We have a bit too much cash on hand and want to find other ways to take advantage of effective trades other than shorting the market (which we got covered), states Steve Reitmeister of Reitmeister Total Return.
After doing some research, I fell in love with the idea of shorting the high-yield bond market because rates explode higher when a recession hits. If true, then there is a lot more upside in rates...and a lot more upside in shorting high-yield bonds by doing this trade:
- Buy 15% allocation to Proshares Short High Yield ETF (SJB)
Why such a large allocation? Because it's only a 1X short position. Whereas TBT is a 2X short, making the 8% allocation truly worth 16%. So SJB at 15% is more on par with TBT.
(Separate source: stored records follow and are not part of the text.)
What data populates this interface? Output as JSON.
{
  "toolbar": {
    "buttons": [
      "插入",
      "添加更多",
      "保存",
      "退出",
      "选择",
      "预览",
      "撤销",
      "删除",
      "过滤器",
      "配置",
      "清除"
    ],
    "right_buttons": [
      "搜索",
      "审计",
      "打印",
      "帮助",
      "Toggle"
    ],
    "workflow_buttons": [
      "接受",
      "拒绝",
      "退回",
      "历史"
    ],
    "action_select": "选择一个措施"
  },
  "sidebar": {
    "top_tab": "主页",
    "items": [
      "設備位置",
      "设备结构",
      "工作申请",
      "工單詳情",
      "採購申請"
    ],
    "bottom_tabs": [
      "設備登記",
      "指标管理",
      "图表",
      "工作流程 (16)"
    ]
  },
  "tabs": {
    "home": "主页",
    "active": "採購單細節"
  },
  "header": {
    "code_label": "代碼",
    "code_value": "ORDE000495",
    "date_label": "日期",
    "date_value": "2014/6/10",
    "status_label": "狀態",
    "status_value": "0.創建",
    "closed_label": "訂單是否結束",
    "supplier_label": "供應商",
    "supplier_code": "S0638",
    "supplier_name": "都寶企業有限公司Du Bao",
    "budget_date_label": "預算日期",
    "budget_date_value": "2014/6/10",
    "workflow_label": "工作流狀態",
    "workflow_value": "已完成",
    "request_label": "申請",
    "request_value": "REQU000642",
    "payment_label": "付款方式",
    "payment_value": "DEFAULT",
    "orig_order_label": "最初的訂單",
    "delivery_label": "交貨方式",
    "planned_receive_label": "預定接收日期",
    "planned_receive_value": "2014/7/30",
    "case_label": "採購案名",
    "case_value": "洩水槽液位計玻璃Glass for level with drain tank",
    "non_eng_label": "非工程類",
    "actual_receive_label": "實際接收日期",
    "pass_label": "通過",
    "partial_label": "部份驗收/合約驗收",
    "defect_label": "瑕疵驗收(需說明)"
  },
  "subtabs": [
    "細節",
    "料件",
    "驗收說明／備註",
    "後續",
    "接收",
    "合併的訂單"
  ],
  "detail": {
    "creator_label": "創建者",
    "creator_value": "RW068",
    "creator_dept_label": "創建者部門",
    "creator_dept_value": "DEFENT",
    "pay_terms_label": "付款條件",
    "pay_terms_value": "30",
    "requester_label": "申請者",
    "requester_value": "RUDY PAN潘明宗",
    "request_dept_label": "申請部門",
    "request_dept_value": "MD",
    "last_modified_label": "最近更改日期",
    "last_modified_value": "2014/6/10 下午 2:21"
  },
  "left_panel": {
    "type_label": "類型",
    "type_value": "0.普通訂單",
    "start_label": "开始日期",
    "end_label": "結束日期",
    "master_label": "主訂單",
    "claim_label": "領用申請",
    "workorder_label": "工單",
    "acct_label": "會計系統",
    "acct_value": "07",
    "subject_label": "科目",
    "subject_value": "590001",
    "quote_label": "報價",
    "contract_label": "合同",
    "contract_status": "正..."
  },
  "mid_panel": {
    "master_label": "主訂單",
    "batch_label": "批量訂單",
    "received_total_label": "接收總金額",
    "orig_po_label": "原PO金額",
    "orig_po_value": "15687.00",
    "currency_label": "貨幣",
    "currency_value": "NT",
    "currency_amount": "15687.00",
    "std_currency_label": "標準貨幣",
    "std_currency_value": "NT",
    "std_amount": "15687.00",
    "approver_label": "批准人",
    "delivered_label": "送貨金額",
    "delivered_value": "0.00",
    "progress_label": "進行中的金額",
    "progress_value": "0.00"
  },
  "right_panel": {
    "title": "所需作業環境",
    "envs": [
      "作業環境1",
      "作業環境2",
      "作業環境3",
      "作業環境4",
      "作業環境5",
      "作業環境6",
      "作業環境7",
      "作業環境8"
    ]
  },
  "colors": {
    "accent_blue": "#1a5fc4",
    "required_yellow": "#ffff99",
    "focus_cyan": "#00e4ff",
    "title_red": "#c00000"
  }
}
This afternoon, there will be much focus on the Fed's rate decision. Truly it is not about 50 vs 75 points. It is about how much longer they intend to be fighting inflation and if they give any acknowledgment to the weakening of the economy as GDP now sank to 0% growth for Q2 after economic reports.
Traders often have an immediate reaction that is 180 degrees off what investors will do in the days that follow. This means we should not give much credence to the immediate reaction.
But what I can say now without the Fed uttering a word...they are too late to the party...the bear market is here...the economy is already on pace for recession, and our portfolio to short the market and make money on rising rates is just about the only game in town.